IBM and ServiceNow have unveiled a joint initiative aimed at helping enterprise customers transform their aging legacy environments into AI-ready infrastructures. The partnership, which builds on a long-standing relationship between the two companies, will deliver a suite of services designed to modernize decades-old systems, enable autonomous IT operations, and allow organizations to evolve their existing technology stacks instead of replacing them entirely.
The Challenge of Legacy Systems in the AI Era
For years, large enterprises have accumulated deeply interconnected legacy systems—mainframes, custom-built applications, and complex middleware—that form the backbone of critical business operations. While these systems are reliable and essential, they often lack the flexibility and data accessibility required for modern AI workloads. The challenge is particularly acute for organizations that want to deploy agentic AI, which relies on real-time data and automated workflows across disparate systems. According to the companies, decades of such interconnected legacy infrastructure is the single biggest barrier to moving fast on AI. By combining IBM's deep expertise in large-scale systems—including its mainframe environments and extensive portfolio of legacy applications—with ServiceNow's AI platform and workflow capabilities, the two vendors aim to bridge this gap.
The Three Core Services
The collaboration focuses on three distinct offerings, all scheduled for release in the second half of 2026. The first, application modernization, uses a set of tools including IBM Bob, Enterprise Application runtime (Java), and IBM watsonx.data to scan and refactor legacy systems. This approach allows enterprises to bring existing applications into the AI era without starting from scratch, preserving business logic while enabling integration with modern AI models and data pipelines.

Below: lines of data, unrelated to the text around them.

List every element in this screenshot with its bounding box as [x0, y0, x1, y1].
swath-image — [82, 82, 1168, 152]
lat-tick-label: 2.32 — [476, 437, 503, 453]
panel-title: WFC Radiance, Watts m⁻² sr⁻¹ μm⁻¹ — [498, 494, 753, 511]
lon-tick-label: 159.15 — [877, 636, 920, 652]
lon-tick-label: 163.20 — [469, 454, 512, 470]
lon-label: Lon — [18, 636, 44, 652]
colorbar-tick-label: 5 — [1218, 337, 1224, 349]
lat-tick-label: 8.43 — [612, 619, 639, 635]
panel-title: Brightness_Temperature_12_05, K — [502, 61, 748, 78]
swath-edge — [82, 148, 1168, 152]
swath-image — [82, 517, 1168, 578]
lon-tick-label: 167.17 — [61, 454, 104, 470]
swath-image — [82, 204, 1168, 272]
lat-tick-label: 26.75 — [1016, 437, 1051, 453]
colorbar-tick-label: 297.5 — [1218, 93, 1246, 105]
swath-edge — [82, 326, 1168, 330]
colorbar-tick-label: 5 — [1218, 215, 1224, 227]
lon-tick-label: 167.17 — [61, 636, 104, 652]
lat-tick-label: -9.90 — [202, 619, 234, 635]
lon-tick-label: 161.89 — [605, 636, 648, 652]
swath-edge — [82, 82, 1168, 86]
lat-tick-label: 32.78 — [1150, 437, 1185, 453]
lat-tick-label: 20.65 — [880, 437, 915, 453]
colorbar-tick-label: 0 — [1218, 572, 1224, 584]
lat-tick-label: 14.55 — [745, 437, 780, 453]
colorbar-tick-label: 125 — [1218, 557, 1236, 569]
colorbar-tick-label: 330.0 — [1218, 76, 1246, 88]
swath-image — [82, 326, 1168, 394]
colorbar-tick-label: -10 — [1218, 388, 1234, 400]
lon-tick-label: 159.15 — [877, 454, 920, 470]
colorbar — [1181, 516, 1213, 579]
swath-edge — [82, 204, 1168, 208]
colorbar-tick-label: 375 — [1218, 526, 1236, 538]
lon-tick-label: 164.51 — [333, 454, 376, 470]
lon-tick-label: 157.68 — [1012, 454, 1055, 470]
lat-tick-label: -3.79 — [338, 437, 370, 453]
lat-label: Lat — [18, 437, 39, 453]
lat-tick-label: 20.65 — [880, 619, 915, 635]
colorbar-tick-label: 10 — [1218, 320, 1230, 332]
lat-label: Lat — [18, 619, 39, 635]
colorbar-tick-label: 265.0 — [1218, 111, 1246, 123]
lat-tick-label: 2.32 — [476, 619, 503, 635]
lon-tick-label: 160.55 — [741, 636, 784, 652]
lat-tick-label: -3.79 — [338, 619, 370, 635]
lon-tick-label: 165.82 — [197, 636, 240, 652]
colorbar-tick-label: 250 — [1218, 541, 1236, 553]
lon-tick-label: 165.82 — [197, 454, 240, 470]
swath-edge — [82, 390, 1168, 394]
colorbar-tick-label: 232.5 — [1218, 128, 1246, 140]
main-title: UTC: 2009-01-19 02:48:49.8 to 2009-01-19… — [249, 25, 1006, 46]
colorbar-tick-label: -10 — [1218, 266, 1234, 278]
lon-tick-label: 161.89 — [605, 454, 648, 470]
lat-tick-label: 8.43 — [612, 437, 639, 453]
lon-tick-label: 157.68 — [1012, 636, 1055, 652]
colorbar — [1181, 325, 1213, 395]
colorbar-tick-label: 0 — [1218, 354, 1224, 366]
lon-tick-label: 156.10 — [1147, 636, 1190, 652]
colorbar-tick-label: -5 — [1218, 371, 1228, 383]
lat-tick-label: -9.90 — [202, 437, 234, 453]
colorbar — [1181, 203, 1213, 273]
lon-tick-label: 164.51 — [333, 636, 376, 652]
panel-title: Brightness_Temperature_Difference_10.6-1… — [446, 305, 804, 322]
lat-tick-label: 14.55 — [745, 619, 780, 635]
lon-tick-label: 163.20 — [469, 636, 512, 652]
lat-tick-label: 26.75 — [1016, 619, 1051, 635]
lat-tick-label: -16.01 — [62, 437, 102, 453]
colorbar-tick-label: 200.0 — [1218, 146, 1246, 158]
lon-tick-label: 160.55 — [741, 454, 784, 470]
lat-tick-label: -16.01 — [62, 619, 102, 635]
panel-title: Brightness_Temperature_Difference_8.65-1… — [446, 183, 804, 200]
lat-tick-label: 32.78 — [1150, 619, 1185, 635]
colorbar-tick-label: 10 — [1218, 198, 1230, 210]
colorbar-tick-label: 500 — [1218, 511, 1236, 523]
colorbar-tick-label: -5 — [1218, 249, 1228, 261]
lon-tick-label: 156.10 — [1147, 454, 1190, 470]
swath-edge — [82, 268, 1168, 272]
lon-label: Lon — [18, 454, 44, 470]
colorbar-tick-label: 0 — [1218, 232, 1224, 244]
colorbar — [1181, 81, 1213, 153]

The second service, autonomous infrastructure operations, integrates Red Hat Ansible, IBM Bob, Instana, Hashicorp Terraform, and Hashicorp Vault into ServiceNow IT workflows. The goal is to create a self-healing infrastructure that can detect, remediate, and resolve issues before they affect the business. By connecting monitoring, configuration management, and security tools into a single workflow layer, the solution aims to reduce downtime and improve operational efficiency.
The third service, data governance, extends ServiceNow's Workflow Data Fabric with IBM watsonx.data. This unlocks capabilities such as Data Quality, Observability, and Master Data Management, all accessible through the ServiceNow Data Catalog. Enterprises can thus track their AI-ready data assets more effectively, ensuring that data used for training and inference is trustworthy and consistent across the organization.
Strategic Importance and Industry Context
The announcement underscores a growing industry trend: the need to integrate AI into existing enterprise infrastructure without disrupting core operations. Many organizations have invested heavily in custom systems over decades, and replacing them entirely is often cost-prohibitive and risk-laden. The IBM-ServiceNow approach—modernizing rather than replacing—offers a pragmatic path forward. John Aisien, senior vice president and general manager for central product management, security, and risk at ServiceNow, highlighted the challenge: "Most enterprises have the ambition to deploy agentic AI, but lack the foundation to run it at scale. IBM brings the tooling to modernize the systems and extend ServiceNow's data capabilities. ServiceNow provides the platform to put that data to work across every workflow in the business."
IBM's history with legacy systems is extensive. The company's mainframe technology, for example, still handles a significant portion of global transaction processing. Through tools like IBM Bob (a modernization platform that maps and refactors legacy code) and watsonx.data (a data store designed for AI workloads), IBM has been steadily positioning itself as a facilitator of legacy-to-AI transitions. Similarly, ServiceNow's AI Platform serves as a workflow layer that sits atop existing systems, automating processes without requiring underlying changes. This partnership leverages both strengths: IBM provides the deep system-level tooling, and ServiceNow provides the surface-level orchestration.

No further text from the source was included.